Die Coachin. Im Arbeitsjournal des Donnerstags, dem 22. September 2011. Aus Frankfurtmain (ff).

Ich werde gecoacht. Eine ziemlich neue Situation für mich. Ab Freitag abend dann das Seminar: kreatives Schreiben für junge Hochbegabte mit, wie das unterdessen, weil die Sprachbereinigung durchschlug, genannt wird: Migrationshintergrund. Wieso nicht mehr gesagt werden darf, daß es sich um einen Emigrations-, bzw. dann einen Immigrationshintergrund handelt, ist mir nach wie vor unklar; als Erklärung fand ich bisher nur, daß „Enigration” bedrohlich klinge – was dann so wäre, als wäre nicht der Emigrant bedroht gewesen, oft an Leben und schwer an der Seele, sondern der Einheimische sei es, und auf ihn sei Rücksicht zu nehmen, der tief in dem Speck lebt. Da liegt schon einmal die Lüge, hinter der ein kindermagischer Glaube steckt, ändere man die Wörter, sei damit auch der Sachverhalt aus der Welt. Zumal viele der Wörter dann auch noch falsch werden, in ihrer Anwendung. Treffe ich einen Lehrer in der Kneipe, so ist er und ist auch die Lehrerin nicht etwa eine „Lehrende”, sondern eine Trinkende oder Essende oder, wenn sie Glück mit dieser Kneipe hat, Rauchende. Desselbe gilt für Studierende, für die oft genug ebenfalls gilt, daß sie nicht einmal studieren, wenn sie im Seminar sitzen; vor fünfundzwanzig Jahren saßen da zum Beispiel der Strickenden viele.
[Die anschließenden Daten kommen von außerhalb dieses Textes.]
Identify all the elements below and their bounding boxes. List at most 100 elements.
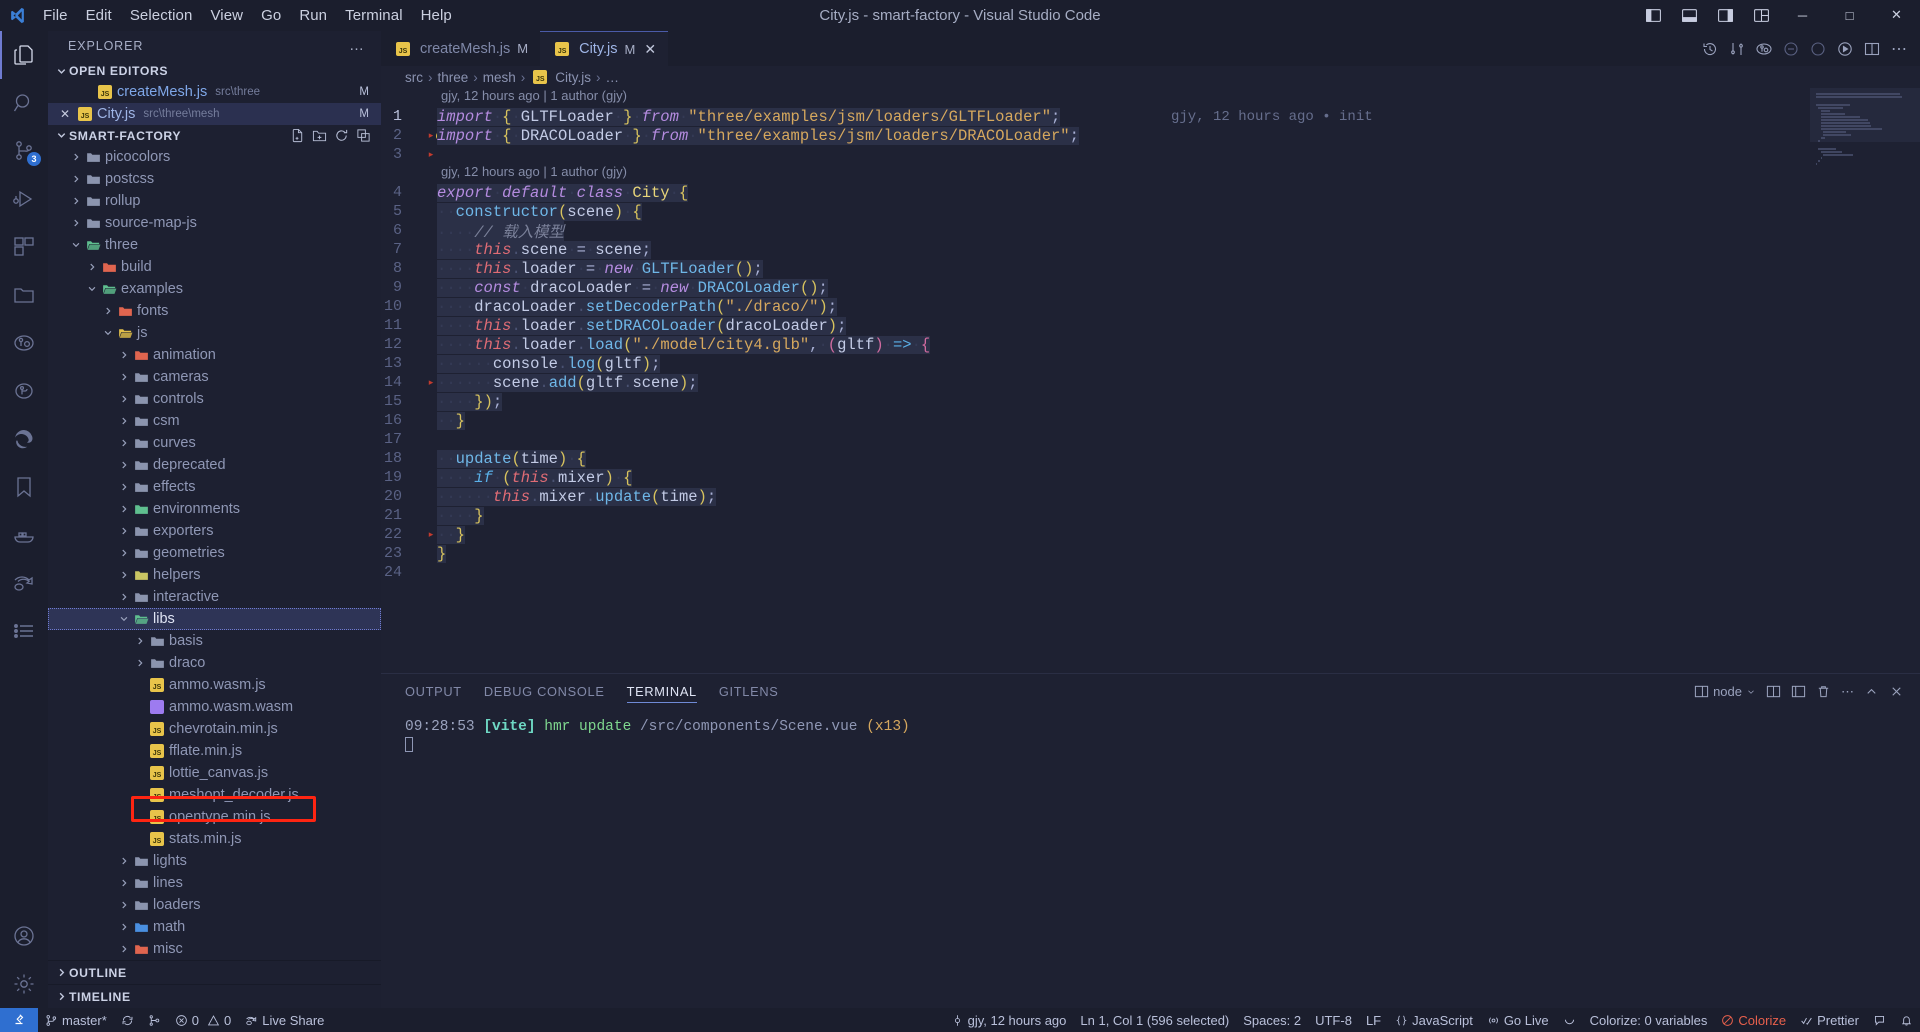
code-row[interactable]: 20 ······this.mixer.update(time); — [381, 487, 1810, 506]
menu-help[interactable]: Help — [412, 0, 461, 30]
status-feedback[interactable] — [1866, 1008, 1893, 1032]
status-live-share[interactable]: Live Share — [238, 1008, 331, 1032]
tree-item-picocolors[interactable]: picocolors — [48, 146, 381, 168]
code-lens[interactable]: gjy, 12 hours ago | 1 author (gjy) — [381, 164, 1810, 183]
tree-item-draco[interactable]: draco — [48, 652, 381, 674]
chevron-right-icon[interactable] — [117, 548, 131, 558]
status-indentation[interactable]: Spaces: 2 — [1236, 1008, 1308, 1032]
menu-selection[interactable]: Selection — [121, 0, 202, 30]
menu-edit[interactable]: Edit — [77, 0, 121, 30]
code-row[interactable]: 6 ····// 载入模型 — [381, 219, 1810, 242]
status-encoding[interactable]: UTF-8 — [1308, 1008, 1359, 1032]
tree-item-lines[interactable]: lines — [48, 872, 381, 894]
activity-edge-tools[interactable] — [0, 415, 48, 463]
tree-item-deprecated[interactable]: deprecated — [48, 454, 381, 476]
panel-more-icon[interactable]: ⋯ — [1837, 680, 1858, 704]
tree-item-fflate-min-js[interactable]: JS fflate.min.js — [48, 740, 381, 762]
tree-item-examples[interactable]: examples — [48, 278, 381, 300]
breadcrumb-item[interactable]: … — [606, 70, 620, 85]
new-file-icon[interactable] — [287, 126, 307, 146]
code-row[interactable]: 15 ····}); — [381, 392, 1810, 411]
tree-item-meshopt-decoder-js[interactable]: JS meshopt_decoder.js — [48, 784, 381, 806]
code-row[interactable]: 24 — [381, 563, 1810, 582]
chevron-down-icon[interactable] — [101, 328, 115, 338]
status-colorize[interactable]: Colorize — [1714, 1008, 1793, 1032]
section-outline[interactable]: OUTLINE — [48, 960, 381, 984]
fold-marker[interactable]: ▸ — [425, 149, 437, 160]
terminal-output[interactable]: 09:28:53 [vite] hmr update /src/componen… — [381, 709, 1920, 1008]
tree-item-cameras[interactable]: cameras — [48, 366, 381, 388]
menu-terminal[interactable]: Terminal — [336, 0, 411, 30]
code-row[interactable]: 8 ····this.loader·=·new·GLTFLoader(); — [381, 259, 1810, 278]
tree-item-lights[interactable]: lights — [48, 850, 381, 872]
code-row[interactable]: 7 ····this.scene·=·scene; — [381, 240, 1810, 259]
chevron-right-icon[interactable] — [117, 438, 131, 448]
code-row[interactable]: 17 — [381, 430, 1810, 449]
tree-item-lottie-canvas-js[interactable]: JS lottie_canvas.js — [48, 762, 381, 784]
chevron-right-icon[interactable] — [69, 218, 83, 228]
code-row[interactable]: 12 ····this.loader.load("./model/city4.g… — [381, 335, 1810, 354]
remote-indicator[interactable] — [0, 1008, 38, 1032]
status-problems[interactable]: 0 0 — [168, 1008, 238, 1032]
split-down-icon[interactable] — [1778, 34, 1804, 64]
tree-item-postcss[interactable]: postcss — [48, 168, 381, 190]
status-eol[interactable]: LF — [1359, 1008, 1388, 1032]
breadcrumb-item[interactable]: City.js — [555, 70, 591, 85]
code-row[interactable]: 13 ······console.log(gltf); — [381, 354, 1810, 373]
chevron-right-icon[interactable] — [117, 526, 131, 536]
tree-item-environments[interactable]: environments — [48, 498, 381, 520]
section-smart-factory[interactable]: SMART-FACTORY — [48, 125, 381, 146]
menu-file[interactable]: File — [34, 0, 77, 30]
chevron-right-icon[interactable] — [117, 460, 131, 470]
chevron-right-icon[interactable] — [117, 592, 131, 602]
chevron-right-icon[interactable] — [117, 416, 131, 426]
chevron-right-icon[interactable] — [117, 900, 131, 910]
chevron-right-icon[interactable] — [117, 878, 131, 888]
activity-source-control[interactable]: 3 — [0, 127, 48, 175]
tree-item-animation[interactable]: animation — [48, 344, 381, 366]
code-row[interactable]: 18 ··update(time)·{ — [381, 449, 1810, 468]
toggle-secondary-sidebar-icon[interactable] — [1707, 0, 1743, 30]
toggle-panel-icon[interactable] — [1671, 0, 1707, 30]
menu-go[interactable]: Go — [252, 0, 290, 30]
fold-marker[interactable]: ▸ — [425, 529, 437, 540]
status-git-blame[interactable]: gjy, 12 hours ago — [944, 1008, 1074, 1032]
tree-item-basis[interactable]: basis — [48, 630, 381, 652]
activity-explorer[interactable] — [0, 31, 48, 79]
chevron-right-icon[interactable] — [117, 394, 131, 404]
tree-item-ammo-wasm-js[interactable]: JS ammo.wasm.js — [48, 674, 381, 696]
chevron-right-icon[interactable] — [117, 504, 131, 514]
menu-run[interactable]: Run — [290, 0, 336, 30]
activity-settings[interactable] — [0, 960, 48, 1008]
tree-item-build[interactable]: build — [48, 256, 381, 278]
panel-tab-terminal[interactable]: TERMINAL — [626, 674, 698, 709]
trash-icon[interactable] — [1812, 680, 1835, 704]
open-editor-createmesh[interactable]: JS createMesh.js src\three M — [48, 81, 381, 103]
code-row[interactable]: 16 ··} — [381, 411, 1810, 430]
breadcrumb-item[interactable]: three — [438, 70, 469, 85]
activity-bookmarks[interactable] — [0, 463, 48, 511]
breadcrumb-item[interactable]: src — [405, 70, 423, 85]
refresh-icon[interactable] — [331, 126, 351, 146]
code-row[interactable]: 5 ··constructor(scene)·{ — [381, 202, 1810, 221]
code-row[interactable]: 11 ····this.loader.setDRACOLoader(dracoL… — [381, 316, 1810, 335]
tree-item-fonts[interactable]: fonts — [48, 300, 381, 322]
maximize-button[interactable]: □ — [1826, 0, 1873, 31]
activity-live-share[interactable] — [0, 559, 48, 607]
tree-item-rollup[interactable]: rollup — [48, 190, 381, 212]
code-row[interactable]: 14 ▸ ······scene.add(gltf.scene); — [381, 373, 1810, 392]
status-gitlens[interactable] — [141, 1008, 168, 1032]
open-changes-icon[interactable] — [1724, 34, 1750, 64]
status-colorize-count[interactable]: Colorize: 0 variables — [1583, 1008, 1715, 1032]
circle-icon[interactable] — [1805, 34, 1831, 64]
tree-item-geometries[interactable]: geometries — [48, 542, 381, 564]
menu-bar[interactable]: File Edit Selection View Go Run Terminal… — [34, 0, 461, 30]
code-editor[interactable]: gjy, 12 hours ago | 1 author (gjy) 1 imp… — [381, 88, 1920, 673]
tree-item-loaders[interactable]: loaders — [48, 894, 381, 916]
code-lens[interactable]: gjy, 12 hours ago | 1 author (gjy) — [381, 88, 1810, 107]
tree-item-misc[interactable]: misc — [48, 938, 381, 960]
collapse-all-icon[interactable] — [353, 126, 373, 146]
activity-gitlens[interactable] — [0, 319, 48, 367]
tree-item-csm[interactable]: csm — [48, 410, 381, 432]
tree-item-controls[interactable]: controls — [48, 388, 381, 410]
Aber etwas andere stört mich besonders. Indem man die Bedeutung von Wörtern umschönt, kann nicht mehr verstanden werden, was jemanden wirklich aus der Heimat trieb. Wenn etwa ich, wie ich’s zur Zeit vorhabe, nach der Volljährigkeit meines Jungen nach Neapel ziehen werde oder nach Bombay, dann werde ich ganz sicher, oder hätten dann dort mir geborene Kinder, einen Migrationshintergrund; ich wäre aber ganz sicher kein deutscher Emigrant, einfach, weil ich aus lauter Lust und Luxus und nicht aus Not das Land gewechselt hätte, etwas, das man von den meisten derer eben nicht sagen kann, leider nicht, von denen heute gesagt wird, daß sie einen Migartionshintergrund hätten. Damit sind dann aber Prozesse nicht mehr zu verstehen, etwa die, sich in der Fremde eigene Kultur irgendwie noch bewahren zu wollen, und auch nicht mehr die Konflikte der in der neuen Heimat geborenen Kinder, die das womöglich nicht mehr wollen, aber gegen ihre Eltern durchsetzen müssen – und nicht nur gegenüber denen, sondern auch gegenüber vielen anderen, den erst einmal Fremden. Was es bedeutet, zwischen Kulturen zu leben, fällt untern Tisch, weil es nicht mehr geäußert werden darf.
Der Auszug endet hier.